Österreich: Erfolg mit Skepsis
Zwischen Euphorie und Ernüchterung bewegt sich die Lage in Österreich. Die im Juni 2025 mit neuen Funktionen relauncht „ID Austria” verzeichnet beeindruckende Nutzerzahlen: 4,1 Millionen Menschen – fast die Hälfte der Bevölkerung – haben sich registriert. Die „ID Austria Servicetour”, die bis Ende 2025 verlängert wurde, brachte allein über 100.000 Neuanmeldungen durch persönliche Aktivierung bei kommunalen Events.
Doch wie sieht es hinter den Kulissen aus? Eine Studie des Softwareentwicklers d.velop, durchgeführt von YouGov und am 18. November veröffentlicht, offenbart eine bemerkenswerte Diskrepanz. 75 Prozent der Beschäftigten im öffentlichen Dienst halten eine vollständig digitale Verwaltung bis 2030 für unrealistisch. Die Befragung von über 500 Mitarbeitenden auf Bundes-, Landes- und Kommunalebene im Juli 2025 zeigt: Die operative Basis ist skeptisch.
Als Haupthindernisse nennen die Befragten fehlende einheitliche Standards und fragmentierte Softwarelandschaften. Während die Politik optimistische Zeitpläne verkündet, zweifelt die Belegschaft an der Machbarkeit unter den aktuellen Bedingungen.
Drei Wege, drei Geschwindigkeiten
Die Entwicklungen Ende November machen deutlich: Die DACH-Region driftet digital auseinander.
Deutschland steckt in strukturellen und haushaltspolitischen Debatten fest. Der „Digitalcheck” und die OZG-2.0-Reformen kommen gegen fiskalische Zwänge und föderale Komplexität kaum voran. Marktbeobachter befürchten, dass die zögerliche Budgetpolitik Deutschland bei der Ausrichtung an den EU-Timelines für die Digital Identity Wallet (EUDI) zurückwerfen könnte.
Österreich hat den Sprung von der „Handy-Signatur” zur ID Austria gemeistert und eine kritische Masse erreicht. Die Herausforderung verlagert sich jetzt von der Adoption zur Tiefe: Können die 4,1 Millionen Nutzer auch komplexe Verwaltungsvorgänge abwickeln – oder bleibt es beim simplen Dokumentenabruf?

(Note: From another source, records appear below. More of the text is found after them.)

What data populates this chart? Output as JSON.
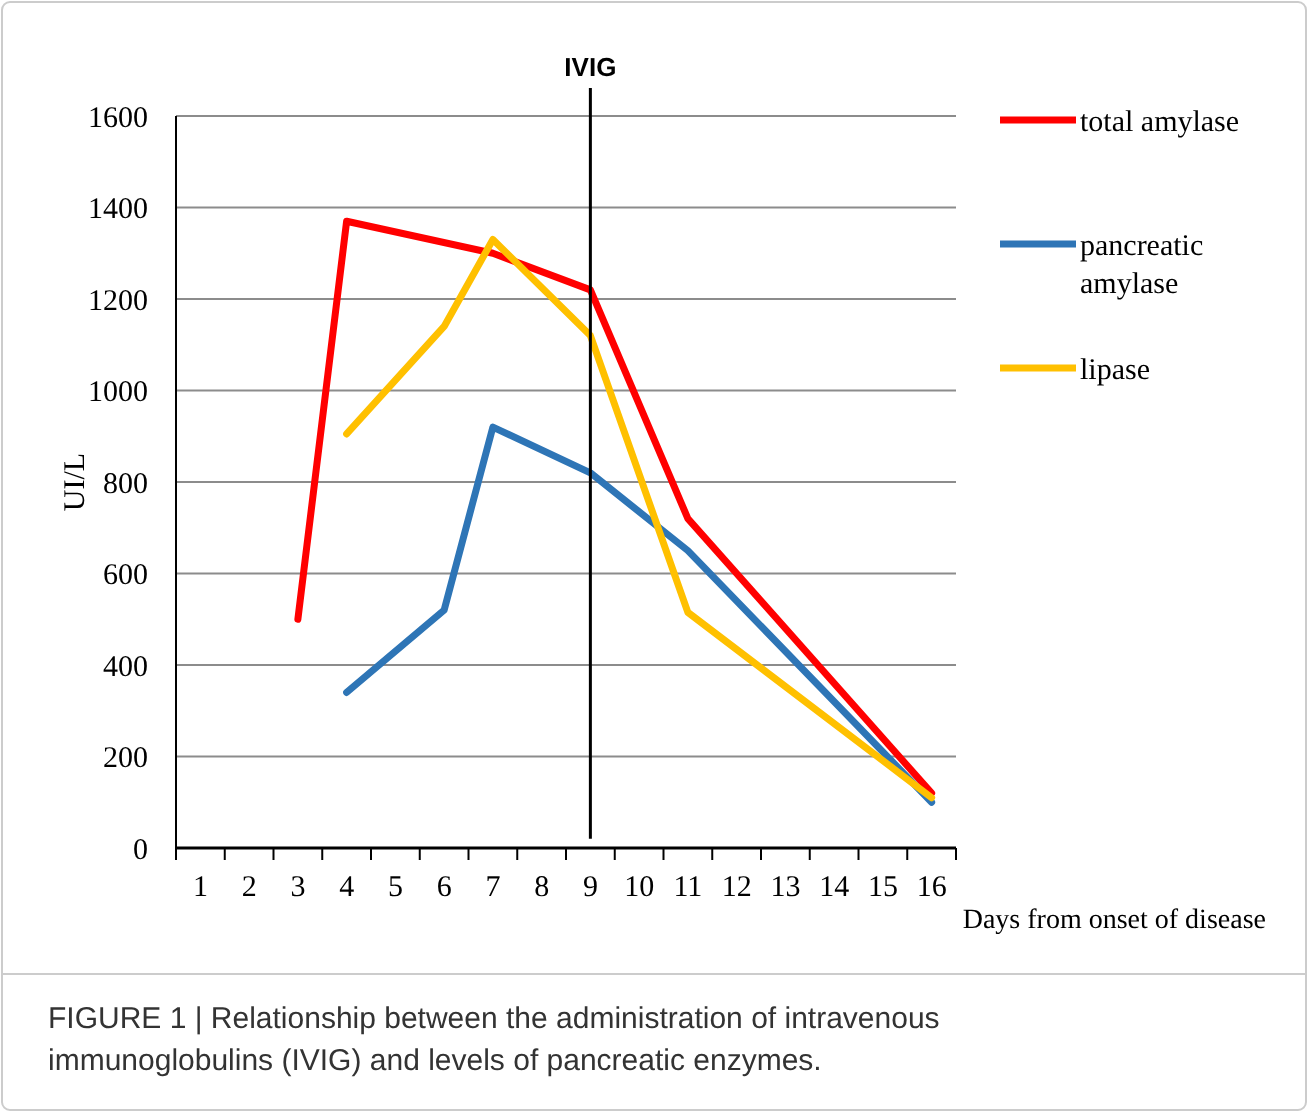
{
  "chart_data": {
    "type": "line",
    "xlabel": "Days from onset of disease",
    "ylabel": "UI/L",
    "xlim": [
      0.5,
      16.5
    ],
    "xticks": [
      1,
      2,
      3,
      4,
      5,
      6,
      7,
      8,
      9,
      10,
      11,
      12,
      13,
      14,
      15,
      16
    ],
    "ylim": [
      0,
      1600
    ],
    "yticks": [
      0,
      200,
      400,
      600,
      800,
      1000,
      1200,
      1400,
      1600
    ],
    "grid": "y",
    "legend": "top right",
    "line_style": "solid",
    "series": [
      {
        "name": "total amylase",
        "color": "#ff0000",
        "x": [
          3,
          4,
          7,
          9,
          11,
          16
        ],
        "values": [
          500,
          1370,
          1300,
          1220,
          720,
          120
        ]
      },
      {
        "name": "pancreatic amylase",
        "color": "#2e75b6",
        "x": [
          4,
          6,
          7,
          9,
          11,
          16
        ],
        "values": [
          340,
          520,
          920,
          820,
          650,
          100
        ]
      },
      {
        "name": "lipase",
        "color": "#ffc000",
        "x": [
          4,
          6,
          7,
          9,
          11,
          16
        ],
        "values": [
          905,
          1140,
          1330,
          1120,
          515,
          110
        ]
      }
    ],
    "ref_lines": [
      {
        "axis": "x",
        "value": 9,
        "label": "IVIG",
        "color": "#000000"
      }
    ],
    "annotations": [
      "FIGURE 1 | Relationship between the administration of intravenous immunoglobulins (IVIG) and levels of pancreatic enzymes."
    ]
  }
}
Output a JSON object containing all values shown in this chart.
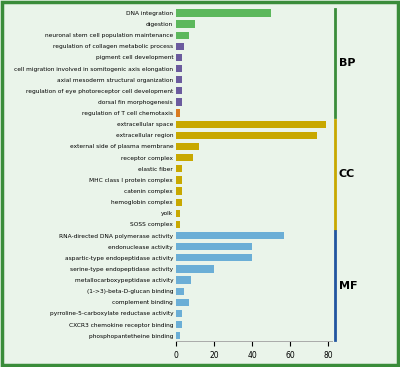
{
  "categories": [
    "DNA integration",
    "digestion",
    "neuronal stem cell population maintenance",
    "regulation of collagen metabolic process",
    "pigment cell development",
    "cell migration involved in somitogenic axis elongation",
    "axial mesoderm structural organization",
    "regulation of eye photoreceptor cell development",
    "dorsal fin morphogenesis",
    "regulation of T cell chemotaxis",
    "extracellular space",
    "extracellular region",
    "external side of plasma membrane",
    "receptor complex",
    "elastic fiber",
    "MHC class I protein complex",
    "catenin complex",
    "hemoglobin complex",
    "yolk",
    "SOSS complex",
    "RNA-directed DNA polymerase activity",
    "endonuclease activity",
    "aspartic-type endopeptidase activity",
    "serine-type endopeptidase activity",
    "metallocarboxypeptidase activity",
    "(1->3)-beta-D-glucan binding",
    "complement binding",
    "pyrroline-5-carboxylate reductase activity",
    "CXCR3 chemokine receptor binding",
    "phosphopantetheine binding"
  ],
  "values": [
    50,
    10,
    7,
    4,
    3,
    3,
    3,
    3,
    3,
    2,
    79,
    74,
    12,
    9,
    3,
    3,
    3,
    3,
    2,
    2,
    57,
    40,
    40,
    20,
    8,
    4,
    7,
    3,
    3,
    2
  ],
  "colors": [
    "#5cb85c",
    "#5cb85c",
    "#5cb85c",
    "#6b5b9e",
    "#6b5b9e",
    "#6b5b9e",
    "#6b5b9e",
    "#6b5b9e",
    "#6b5b9e",
    "#d97b20",
    "#c8a800",
    "#c8a800",
    "#c8a800",
    "#c8a800",
    "#c8a800",
    "#c8a800",
    "#c8a800",
    "#c8a800",
    "#c8a800",
    "#c8a800",
    "#6baed6",
    "#6baed6",
    "#6baed6",
    "#6baed6",
    "#6baed6",
    "#6baed6",
    "#6baed6",
    "#6baed6",
    "#6baed6",
    "#6baed6"
  ],
  "group_labels": [
    "BP",
    "CC",
    "MF"
  ],
  "group_ranges": [
    [
      0,
      9
    ],
    [
      10,
      19
    ],
    [
      20,
      29
    ]
  ],
  "group_colors": [
    "#3a8c3a",
    "#c8a800",
    "#2255a0"
  ],
  "xlim": [
    0,
    82
  ],
  "xticks": [
    0,
    20,
    40,
    60,
    80
  ],
  "bg_color": "#eaf4ea",
  "border_color": "#3a8c3a",
  "bar_height": 0.65
}
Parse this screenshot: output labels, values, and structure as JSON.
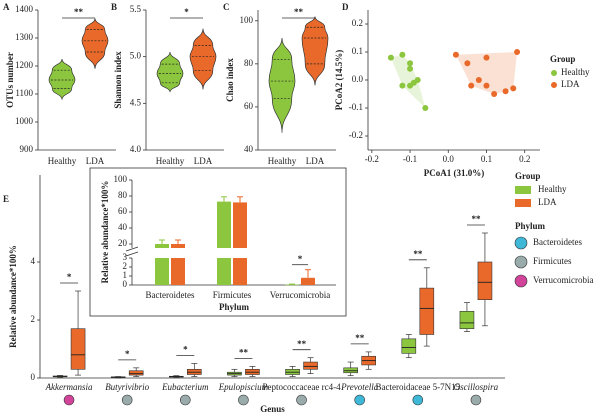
{
  "chart_data": [
    {
      "type": "violin",
      "panel": "A",
      "ylabel": "OTUs number",
      "ylim": [
        900,
        1400
      ],
      "yticks": [
        900,
        1000,
        1100,
        1200,
        1300,
        1400
      ],
      "series": [
        {
          "name": "Healthy",
          "color": "#8cc63f",
          "stats": {
            "min": 1080,
            "q1": 1120,
            "median": 1150,
            "q3": 1185,
            "max": 1225
          }
        },
        {
          "name": "LDA",
          "color": "#e8692a",
          "stats": {
            "min": 1190,
            "q1": 1250,
            "median": 1290,
            "q3": 1330,
            "max": 1370
          }
        }
      ],
      "significance": "**"
    },
    {
      "type": "violin",
      "panel": "B",
      "ylabel": "Shannon index",
      "ylim": [
        4.0,
        5.5
      ],
      "yticks": [
        {
          "value": 4,
          "label": "4.0"
        },
        {
          "value": 4.5,
          "label": "4.5"
        },
        {
          "value": 5,
          "label": "5.0"
        },
        {
          "value": 5.5,
          "label": "5.5"
        }
      ],
      "series": [
        {
          "name": "Healthy",
          "color": "#8cc63f",
          "stats": {
            "min": 4.62,
            "q1": 4.72,
            "median": 4.82,
            "q3": 4.92,
            "max": 5.05
          }
        },
        {
          "name": "LDA",
          "color": "#e8692a",
          "stats": {
            "min": 4.65,
            "q1": 4.85,
            "median": 5.0,
            "q3": 5.12,
            "max": 5.3
          }
        }
      ],
      "significance": "*"
    },
    {
      "type": "violin",
      "panel": "C",
      "ylabel": "Chao index",
      "ylim": [
        40,
        105
      ],
      "yticks": [
        40,
        60,
        80,
        100
      ],
      "series": [
        {
          "name": "Healthy",
          "color": "#8cc63f",
          "stats": {
            "min": 48,
            "q1": 64,
            "median": 72,
            "q3": 82,
            "max": 92
          }
        },
        {
          "name": "LDA",
          "color": "#e8692a",
          "stats": {
            "min": 70,
            "q1": 80,
            "median": 92,
            "q3": 97,
            "max": 102
          }
        }
      ],
      "significance": "**"
    },
    {
      "type": "scatter",
      "panel": "D",
      "xlabel": "PCoA1 (31.0%)",
      "ylabel": "PCoA2 (14.5%)",
      "legend_title": "Group",
      "xlim": [
        -0.21,
        0.24
      ],
      "ylim": [
        -0.25,
        0.25
      ],
      "xticks": [
        {
          "value": -0.2,
          "label": "-0.2"
        },
        {
          "value": -0.1,
          "label": "-0.1"
        },
        {
          "value": 0,
          "label": "0.0"
        },
        {
          "value": 0.1,
          "label": "0.1"
        },
        {
          "value": 0.2,
          "label": "0.2"
        }
      ],
      "yticks": [
        {
          "value": -0.2,
          "label": "-0.2"
        },
        {
          "value": -0.1,
          "label": "-0.1"
        },
        {
          "value": 0,
          "label": "0.0"
        },
        {
          "value": 0.1,
          "label": "0.1"
        },
        {
          "value": 0.2,
          "label": "0.2"
        }
      ],
      "series": [
        {
          "name": "Healthy",
          "color": "#8cc63f",
          "x": [
            -0.15,
            -0.12,
            -0.1,
            -0.1,
            -0.08,
            -0.1,
            -0.12,
            -0.09,
            -0.06
          ],
          "y": [
            0.08,
            0.09,
            0.06,
            0.04,
            0.0,
            -0.02,
            -0.02,
            -0.01,
            -0.1
          ]
        },
        {
          "name": "LDA",
          "color": "#e8692a",
          "x": [
            0.02,
            0.05,
            0.1,
            0.18,
            0.08,
            0.1,
            0.15,
            0.17,
            0.12,
            0.06
          ],
          "y": [
            0.09,
            0.06,
            0.08,
            0.1,
            0.0,
            -0.02,
            -0.04,
            -0.03,
            -0.05,
            -0.02
          ]
        }
      ]
    },
    {
      "type": "box",
      "panel": "E",
      "xlabel": "Genus",
      "ylabel": "Relative abundance*100%",
      "ylim": [
        0,
        7
      ],
      "yticks": [
        0,
        2,
        4
      ],
      "categories": [
        "Akkermansia",
        "Butyrivibrio",
        "Eubacterium",
        "Epulopiscium",
        "Peptococcaceae rc4-4",
        "Prevotella",
        "Bacteroidaceae 5-7N15",
        "Oscillospira"
      ],
      "italic": [
        true,
        true,
        true,
        true,
        false,
        true,
        false,
        true
      ],
      "series": [
        {
          "name": "Healthy",
          "color": "#8cc63f",
          "boxes": [
            [
              0.02,
              0.04,
              0.05,
              0.07,
              0.09
            ],
            [
              0.0,
              0.02,
              0.03,
              0.04,
              0.05
            ],
            [
              0.02,
              0.04,
              0.05,
              0.06,
              0.08
            ],
            [
              0.05,
              0.1,
              0.15,
              0.2,
              0.3
            ],
            [
              0.05,
              0.12,
              0.2,
              0.3,
              0.4
            ],
            [
              0.08,
              0.18,
              0.25,
              0.35,
              0.55
            ],
            [
              0.7,
              0.85,
              1.05,
              1.35,
              1.5
            ],
            [
              1.6,
              1.7,
              1.9,
              2.3,
              2.6
            ]
          ]
        },
        {
          "name": "LDA",
          "color": "#e8692a",
          "boxes": [
            [
              0.1,
              0.3,
              0.8,
              1.7,
              3.0
            ],
            [
              0.05,
              0.1,
              0.15,
              0.25,
              0.35
            ],
            [
              0.05,
              0.12,
              0.2,
              0.3,
              0.5
            ],
            [
              0.05,
              0.12,
              0.2,
              0.3,
              0.4
            ],
            [
              0.15,
              0.3,
              0.4,
              0.55,
              0.7
            ],
            [
              0.3,
              0.45,
              0.6,
              0.75,
              0.9
            ],
            [
              1.1,
              1.5,
              2.4,
              3.1,
              3.8
            ],
            [
              1.8,
              2.7,
              3.3,
              4.0,
              5.0
            ]
          ]
        }
      ],
      "significance": [
        "*",
        "*",
        "*",
        "**",
        "**",
        "**",
        "**",
        "**"
      ],
      "legend_title": "Group",
      "phylum_title": "Phylum",
      "phyla": [
        {
          "name": "Bacteroidetes",
          "color": "#3fb8d8"
        },
        {
          "name": "Firmicutes",
          "color": "#9aabab"
        },
        {
          "name": "Verrucomicrobia",
          "color": "#d2449a"
        }
      ],
      "phylum_of_genus": [
        2,
        1,
        1,
        1,
        1,
        0,
        0,
        1
      ]
    },
    {
      "type": "broken_bar",
      "xlabel": "Phylum",
      "ylabel": "Relative abundance*100%",
      "categories": [
        "Bacteroidetes",
        "Firmicutes",
        "Verrucomicrobia"
      ],
      "ylim_lower": [
        0,
        3
      ],
      "yticks_lower": [
        0,
        1,
        2,
        3
      ],
      "ylim_upper": [
        15,
        100
      ],
      "yticks_upper": [
        20,
        40,
        60,
        80,
        100
      ],
      "series": [
        {
          "name": "Healthy",
          "color": "#8cc63f",
          "values": [
            20,
            73,
            0.05
          ],
          "errors": [
            5,
            6,
            0.05
          ]
        },
        {
          "name": "LDA",
          "color": "#e8692a",
          "values": [
            20,
            72,
            0.8
          ],
          "errors": [
            5,
            7,
            0.9
          ]
        }
      ],
      "significance": [
        {
          "category": 2,
          "label": "*"
        }
      ]
    }
  ]
}
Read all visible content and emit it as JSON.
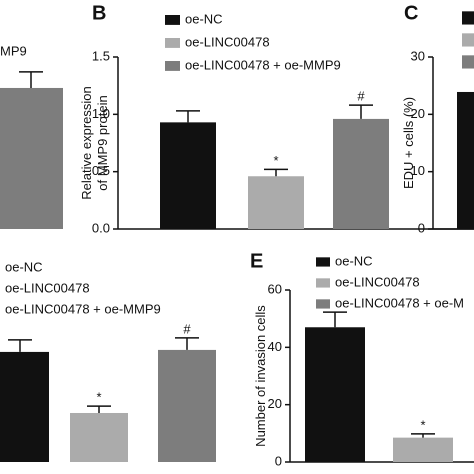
{
  "chart_data": [
    {
      "type": "bar",
      "ylim": [
        0,
        1.5
      ],
      "series": [
        {
          "name": "MP9",
          "color": "#7d7d7d",
          "values": [
            1.23
          ],
          "errors": [
            0.14
          ]
        }
      ]
    },
    {
      "type": "bar",
      "panel_label": "B",
      "y_label": [
        "Relative expression",
        "of MMP9 protein"
      ],
      "ylim": [
        0,
        1.5
      ],
      "yticks": [
        {
          "value": 0,
          "label": "0.0"
        },
        0.5,
        {
          "value": 1,
          "label": "1.0"
        },
        1.5
      ],
      "series": [
        {
          "name": "oe-NC",
          "color": "#111111",
          "values": [
            0.93
          ],
          "errors": [
            0.1
          ]
        },
        {
          "name": "oe-LINC00478",
          "color": "#ababab",
          "values": [
            0.46
          ],
          "errors": [
            0.06
          ],
          "marker_label": "*"
        },
        {
          "name": "oe-LINC00478 + oe-MMP9",
          "color": "#7d7d7d",
          "values": [
            0.96
          ],
          "errors": [
            0.12
          ],
          "marker_label": "#"
        }
      ]
    },
    {
      "type": "bar",
      "panel_label": "C",
      "y_label": [
        "EDU + cells (%)"
      ],
      "ylim": [
        0,
        30
      ],
      "yticks": [
        0,
        10,
        20,
        30
      ],
      "series": [
        {
          "color": "#111111",
          "values": [
            23.9
          ]
        },
        {
          "color": "#ababab",
          "values": [
            null
          ]
        },
        {
          "color": "#7d7d7d",
          "values": [
            null
          ]
        }
      ]
    },
    {
      "type": "bar",
      "ylim": [
        0,
        60
      ],
      "series": [
        {
          "name": "oe-NC",
          "color": "#111111",
          "values": [
            38.4
          ],
          "errors": [
            4.2
          ]
        },
        {
          "name": "oe-LINC00478",
          "color": "#ababab",
          "values": [
            17.1
          ],
          "errors": [
            2.4
          ],
          "marker_label": "*"
        },
        {
          "name": "oe-LINC00478 + oe-MMP9",
          "color": "#7d7d7d",
          "values": [
            39.1
          ],
          "errors": [
            4.2
          ],
          "marker_label": "#"
        }
      ]
    },
    {
      "type": "bar",
      "panel_label": "E",
      "y_label": [
        "Number of invasion cells"
      ],
      "ylim": [
        0,
        60
      ],
      "yticks": [
        0,
        20,
        40,
        60
      ],
      "series": [
        {
          "name": "oe-NC",
          "color": "#111111",
          "values": [
            47
          ],
          "errors": [
            5.3
          ]
        },
        {
          "name": "oe-LINC00478",
          "color": "#ababab",
          "values": [
            8.5
          ],
          "errors": [
            1.3
          ],
          "marker_label": "*"
        },
        {
          "name": "oe-LINC00478 + oe-M",
          "color": "#7d7d7d",
          "values": [
            null
          ]
        }
      ]
    }
  ]
}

Die Schweiz hat ihre größte politische Hürde mit dem September-Referendum genommen. Jetzt zählt nur noch die Umsetzung. Mit der staatlichen Vertrauensinfrastruktur orientiert sich die Schweiz am „Sovereign Wallet”-Modell, das EU-Regulierer bevorzugen – trotz Nicht-EU-Status. Technisch ist die Schweiz damit gut aufgestellt für grenzüberschreitende Interoperabilität ab 2026.
Ausblick: Entscheidungen bis Frühjahr 2026
Im ersten Quartal 2026 werden die Weichen endgültig gestellt. In Deutschland steht das BMDS unter Druck, entweder das Budget nachzubessern oder alternative Finanzierungswege für KI- und GovTech-Innovation zu finden – bevor das Haushaltsjahr beginnt.
Die Schweiz will bis Ende des ersten Quartals die technischen Spezifikationen für „Swiyu” finalisieren, öffentliche Beta-Tests könnten direkt folgen. In Österreich stehen weitere Integrationen für ID Austria an – möglicherweise digitale Fahrzeugummeldungen und tiefere Verzahnung mit der Privatwirtschaft, etwa im Banking und Telekommunikationssektor.
Mit Blick auf die „Digital Decade”-Ziele der EU bis 2030 wächst der Druck auf die DACH-Regierungen, endlich von Pilotprojekten zur Vollimplementierung überzugehen. Bleibt Deutschland auf der Bremse, während die Nachbarn aufs Gaspedal treten?